Dans l'ensemble, la France, si elle a privilégié certains marabouts pour les besoins de sa politique d'exploitation, n'a jamais cessé selon la conjoncture d'être ouvertement ou sournoisement hostile à l'Islam. En effet, les administrateurs français les plus avisés avaient compris, non sans raison, que la philosophie de l'Islam et sa référence constante à la communauté (l'umma), à la justice et aux droits de l'individu, constituaient un obstacle à la poursuite de « l'oeuvre » coloniale. Ils n'avaient peut-être pas tort de penser que l'Islam était « subversif » et constituait par conséquent une menace pour la pérennité du système inique qu'ils étaient chargés de défendre. Mais leur méfiance s'était souvent muée en psychose. Même les représentants du Front populaire (1935-1938) n'ont pas fait exception. Le gouverneur-général De Coppet 14 n'était ni plus ni moins favorable ou hostile aux musulmans que ses prédécesseurs et successeurs, même s'il avait fait construire quelques mosquées pour mieux apprivoiser l'Islam. Cette tradition d'opposition à l'Islam devait se poursuivre durant toute la colonisation, avec des styles plus ou moins différents. A ce sujet, moins de dix ans avant la fin de l'empire français d'Afrique occidentale, A. Gouilly, qui connaît bien l'attitude de la France à l'égard de l'Islam puisqu'il a été lui-même administrateur colonial, écrivait :

« Jusqu'à ce jour, l'administration coloniale a toujours paru craindre, peut-être à bon droit, que l'Islam local ne suive quelque idéologie venue de l'extérieur. Elle s'est efforcée de diminuer les contacts de l'Islam noir avec l'Islam maghrébin, réputé être travaillé de vagues aspirations panarabes ; elle a surveillé les rapports de laMauritanie avec le Maroc, du Niger avec la Libye, du Tchad avec le Soudan anglo-égyptien 15. »

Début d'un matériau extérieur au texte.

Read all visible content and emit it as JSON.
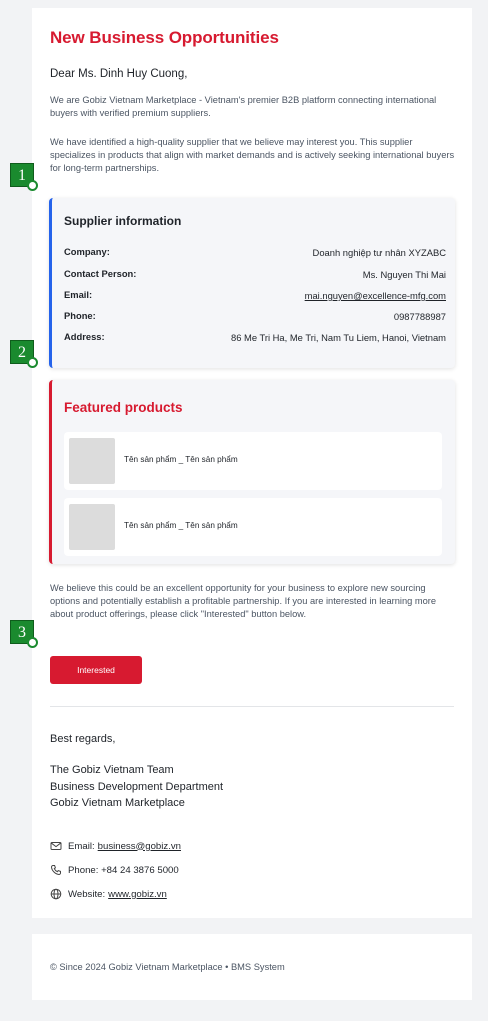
{
  "email": {
    "title": "New Business Opportunities",
    "greeting": "Dear Ms. Dinh Huy Cuong,",
    "intro": "We are Gobiz Vietnam Marketplace - Vietnam's premier B2B platform connecting international buyers with verified premium suppliers.",
    "identified": "We have identified a high-quality supplier that we believe may interest you. This supplier specializes in products that align with market demands and is actively seeking international buyers for long-term partnerships.",
    "closing_para": "We believe this could be an excellent opportunity for your business to explore new sourcing options and potentially establish a profitable partnership. If you are interested in learning more about product offerings, please click \"Interested\" button below.",
    "interested_button": "Interested",
    "regards": "Best regards,",
    "team_lines": [
      "The Gobiz Vietnam Team",
      "Business Development Department",
      "Gobiz Vietnam Marketplace"
    ]
  },
  "supplier": {
    "heading": "Supplier information",
    "rows": [
      {
        "label": "Company:",
        "value": "Doanh nghiệp tư nhân XYZABC"
      },
      {
        "label": "Contact Person:",
        "value": "Ms. Nguyen Thi Mai"
      },
      {
        "label": "Email:",
        "value": "mai.nguyen@excellence-mfg.com"
      },
      {
        "label": "Phone:",
        "value": "0987788987"
      },
      {
        "label": "Address:",
        "value": "86 Me Tri Ha, Me Tri, Nam Tu Liem, Hanoi, Vietnam"
      }
    ]
  },
  "featured": {
    "heading": "Featured products",
    "products": [
      {
        "name": "Tên sản phẩm _ Tên sản phẩm"
      },
      {
        "name": "Tên sản phẩm _ Tên sản phẩm"
      }
    ]
  },
  "contact": {
    "email_label": "Email:",
    "email_value": "business@gobiz.vn",
    "phone_label": "Phone: +84 24 3876 5000",
    "website_label": "Website:",
    "website_value": "www.gobiz.vn"
  },
  "footer": {
    "text": "© Since 2024 Gobiz Vietnam Marketplace • BMS System"
  },
  "markers": [
    "1",
    "2",
    "3"
  ],
  "colors": {
    "accent": "#d71a30",
    "supplier_border": "#2563eb",
    "marker": "#1a8a2e"
  }
}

A l'intérieur des colonies ouest-africaines, après avoir cherché en vain à freiner les progrès de l'Islam en lui opposant l'animisme 16 ou le christianisme selon les régions, l'administration coloniale tenta avec quelque succès de rallier les marabouts les plus influents afin de les utiliser comme porte-paroles auprès des populations. Cette solution, qui semble avoir prévalu, avait été suggérée dès la fin du siècle dernier, par des officiers chargés de la surveillance de l'Islam en Algérie :

« Dans cet ordre d'idée, nous avons à méditer et à suivre l'exemple de la Russie qui obtient dans l'Asie centrale de réels résultats avec l'emploi des musulmans ralliés … des Qhadrias par exemple nous ferions des agences de renseignements ayant des correspondants dans les mille monastères disséminés de l'Afrique aux Indes … Sous notre inspiration, nous verrions leurs Cheikhs et leurs Moqhadems franchir les steppes sahariennes à la tête de caravanes inviolables, pour aller au Soudan répandre le bon renom de la France. On pourrait adopter le même programme dans un rayon plus restreint par nos Tidjanyas algériens que nous enverrions dans les pays fétichistes combattre la propagande hostile de leurs « frères » dissidents du Maroc et du Soudan occidental 17. »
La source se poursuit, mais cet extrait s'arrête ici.